I took an entire day to chase the "fingerprint" tail. Best I could get was 1 in 3,000...which is good enough for me. Out of billions, I think it is pretty good. User Agent Switcher, Secret Agent, NoScript, seem to be the biggest helpers. I tried adding FireGloves, and *did* get it down to 1 in 800 a few times, but the results were flaky...the next few tries gave me 1 in 2 Million, or "Unique". Consistent 1 in 3,000 is what I settled on, and I'm done

 

Unfortunately, that's not correct. Just for fun, I've changed my user agent to

Mozilla/5.0 (Windows NT 6.1; WOW64) AppleWebKit/537.36 (KHTML, like Gecko) Chrome/31.0.1650.63 Safari/537.36

Now, if I go to http://browserspy.dk/os.php with JS disabled it says:

However, if JS is enabled it reports:

It's true that this site couldn't read my CPU details, but it could detect, e.g., my browser plugins.

 

Looks like a default Ubuntu install with Chrome is perfectly unique.
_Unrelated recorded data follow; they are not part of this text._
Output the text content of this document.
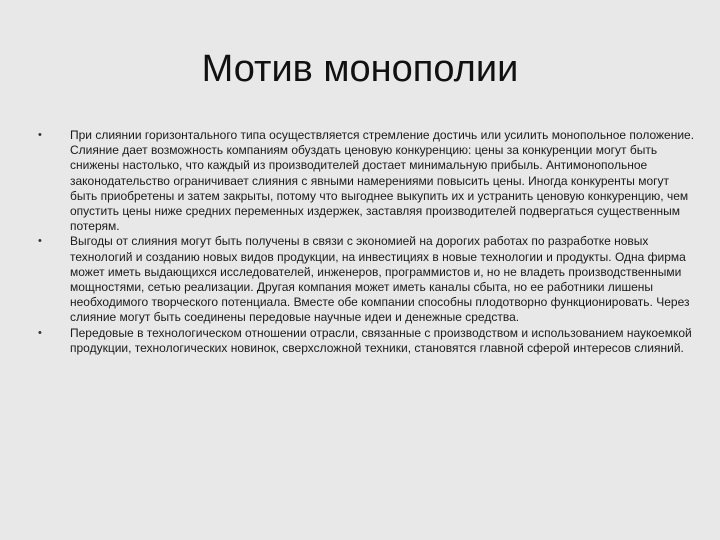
Мотив монополии
•	При слиянии горизонтального типа осуществляется стремление достичь или усилить монопольное положение. Слияние дает возможность компаниям обуздать ценовую конкуренцию: цены за конкуренции могут быть снижены настолько, что каждый из производителей достает минимальную прибыль. Антимонопольное законодательство ограничивает слияния с явными намерениями повысить цены. Иногда конкуренты могут быть приобретены и затем закрыты, потому что выгоднее выкупить их и устранить ценовую конкуренцию, чем опустить цены ниже средних переменных издержек, заставляя производителей подвергаться существенным потерям.
•	Выгоды от слияния могут быть получены в связи с экономией на дорогих работах по разработке новых технологий и созданию новых видов продукции, на инвестициях в новые технологии и продукты. Одна фирма может иметь выдающихся исследователей, инженеров, программистов и, но не владеть производственными мощностями, сетью реализации. Другая компания может иметь каналы сбыта, но ее работники лишены необходимого творческого потенциала. Вместе обе компании способны плодотворно функционировать. Через слияние могут быть соединены передовые научные идеи и денежные средства.
•	Передовые в технологическом отношении отрасли, связанные с производством и использованием наукоемкой продукции, технологических новинок, сверхсложной техники, становятся главной сферой интересов слияний.
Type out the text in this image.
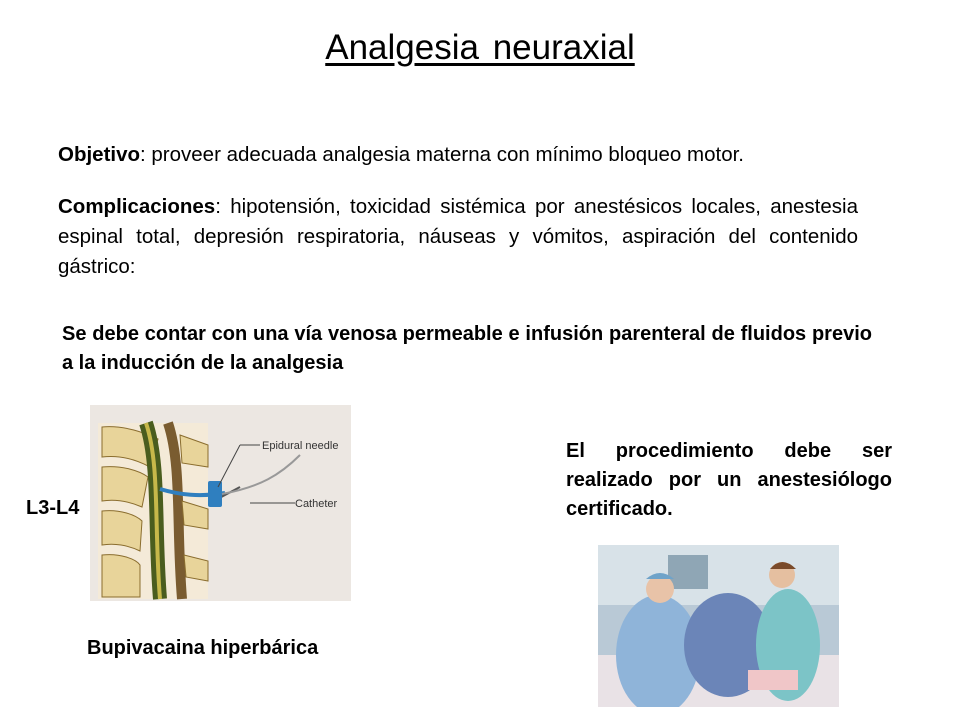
Analgesia neuraxial
Objetivo: proveer adecuada analgesia materna con mínimo bloqueo motor.
Complicaciones: hipotensión, toxicidad sistémica por anestésicos locales, anestesia espinal total, depresión respiratoria, náuseas y vómitos, aspiración del contenido gástrico:
Se debe contar con una vía venosa permeable e infusión parenteral de fluidos previo a la inducción de la analgesia
Epidural needle
Catheter
L3-L4
El procedimiento debe ser realizado por un anestesiólogo certificado.
Bupivacaina hiperbárica
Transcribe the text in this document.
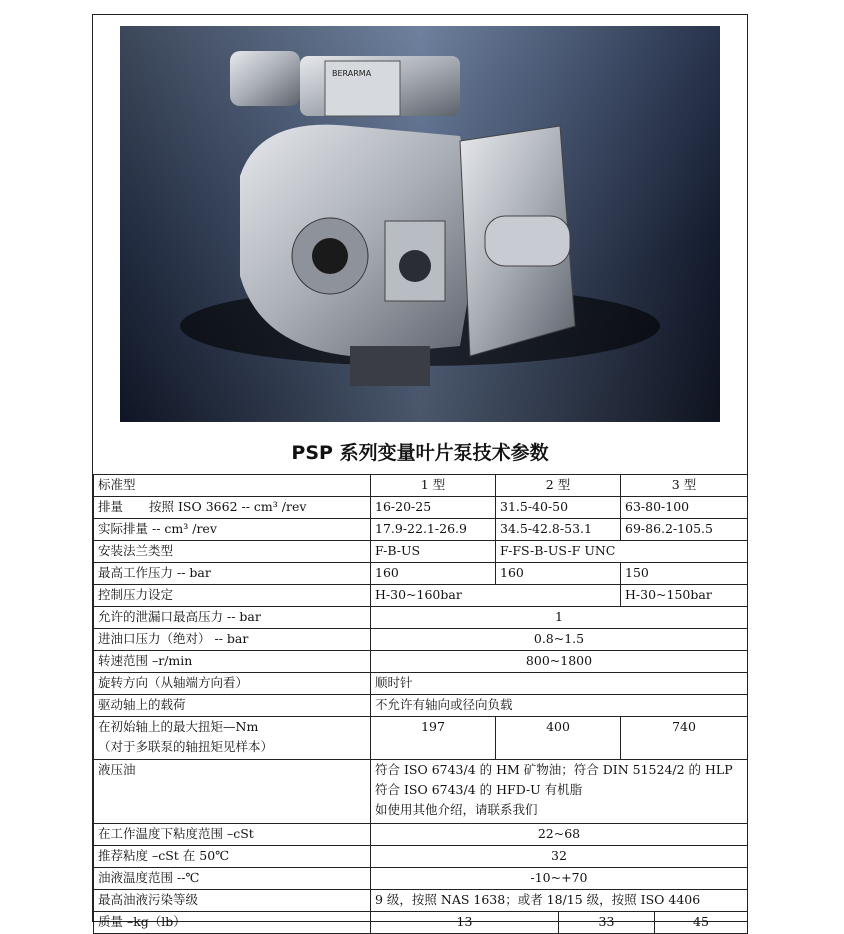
BERARMA
PSP 系列变量叶片泵技术参数
标准型	1 型	2 型		3 型	
排量 按照 ISO 3662 -- cm³ /rev	16-20-25	31.5-40-50		63-80-100	
实际排量 -- cm³ /rev	17.9-22.1-26.9	34.5-42.8-53.1		69-86.2-105.5	
安装法兰类型	F-B-US	F-FS-B-US-F UNC			
最高工作压力 -- bar	160	160		150	
控制压力设定	H-30~160bar			H-30~150bar	
允许的泄漏口最高压力 -- bar	1				
进油口压力（绝对） -- bar	0.8~1.5				
转速范围 –r/min	800~1800				
旋转方向（从轴端方向看）	顺时针				
驱动轴上的载荷	不允许有轴向或径向负载				

在初始轴上的最大扭矩—Nm
（对于多联泵的轴扭矩见样本）	197	400		740	
液压油	符合 ISO 6743/4 的 HM 矿物油；符合 DIN 51524/2 的 HLP
符合 ISO 6743/4 的 HFD-U 有机脂
如使用其他介绍，请联系我们				

在工作温度下粘度范围 –cSt	22~68				
推荐粘度 –cSt 在 50℃	32				
油液温度范围 --℃	-10~+70				
最高油液污染等级	9 级，按照 NAS 1638；或者 18/15 级，按照 ISO 4406				
质量 –kg（lb）	13		33		45
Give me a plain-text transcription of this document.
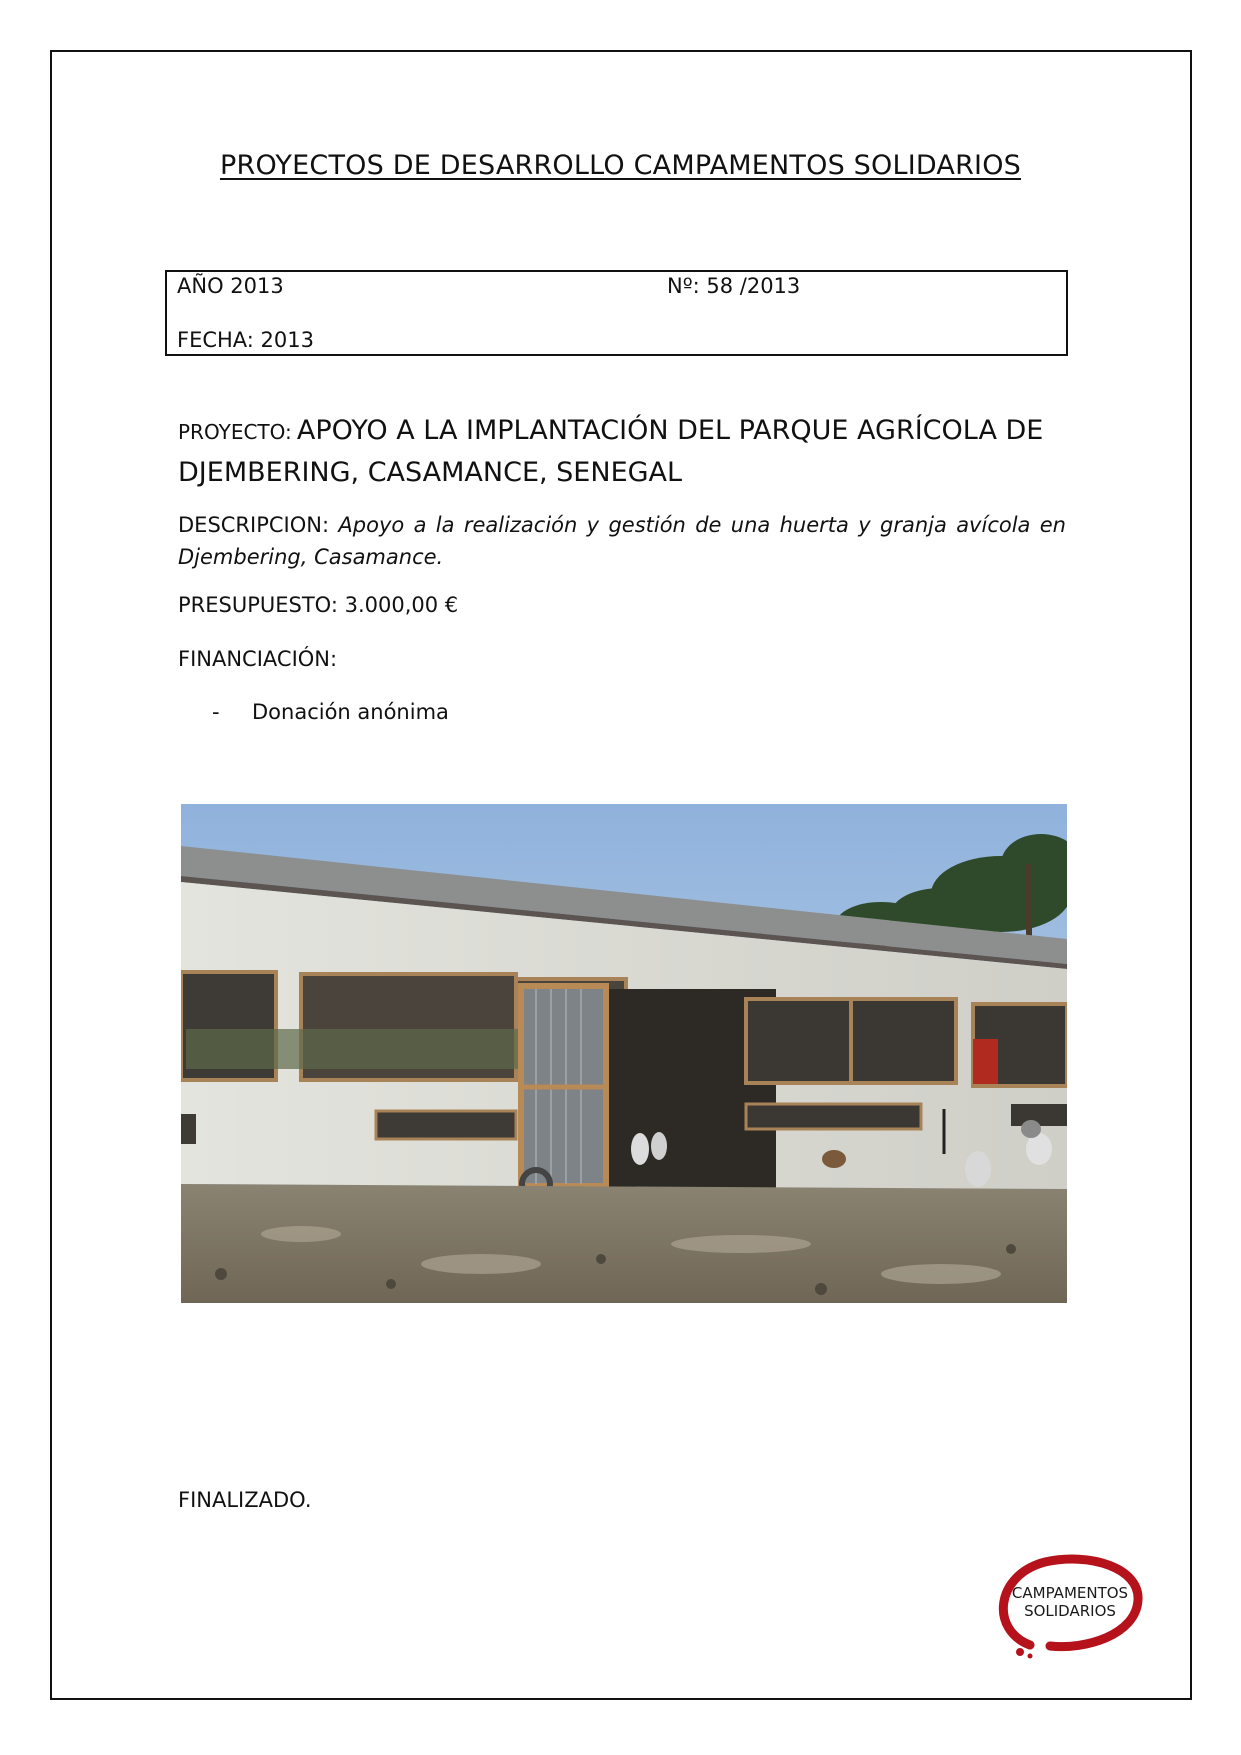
PROYECTOS DE DESARROLLO CAMPAMENTOS SOLIDARIOS
AÑO 2013	Nº: 58 /2013
FECHA: 2013
PROYECTO: APOYO A LA IMPLANTACIÓN DEL PARQUE AGRÍCOLA DE DJEMBERING, CASAMANCE, SENEGAL
DESCRIPCION: Apoyo a la realización y gestión de una huerta y granja avícola en Djembering, Casamance.
PRESUPUESTO: 3.000,00 €
FINANCIACIÓN:
- Donación anónima
FINALIZADO.
CAMPAMENTOS
SOLIDARIOS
No need to screw around with useragents

 

elapsed, I'm afraid that's a misinterpretation: You do NOT want to be unique! In other words: The higher that number, the worse.

 

Within our dataset of several million visitors, only one in 299 browsers have the same
fingerprint as yours.

Currently, we estimate that your browser has a fingerprint that conveys 8.22 bits of
identifying information.

Using Firefox browser with javascript disabled and no addons.

From what I understand from the Panopticlick test you DON'T want to have results saying "UNIQUE" and
NOT have a fingerprint that conveys a LARGE bits number of identifying info.

 

This page: http://browserspy.dk/browser.php has more information.

Following overrides work in Firefox to remove some OS/platform leaks:

Code:

general.appversion.override  => 5.0
general.oscpu.override =>  (leave this empty)

However is there a way to override navigator.platform? navigator.platform.override doesn't work anymore.

 

There's no use of modifying user-agent if your plugins and extensions are exposed. Fingerprinting is about combining all details of your browser. Changin' one paricular element makes sense only if it fits with other elements in a way that represents common pattern.

The only real masking would be if we could fake extensions IDs + user agent so it fits most common browser setups.

 

I agree that modifying the user-agent is not enough by itself to prevent fingerprinting. However, it leaks a lot of information and changing it is easy, therefore it's a low-hanging fruit that definitely should be used.

Extensions like Firegloves for Firefox prevent plugin and font enumeration.

 

Imagine solving the Rubik Cube. One or two moves makes just another combination of colors.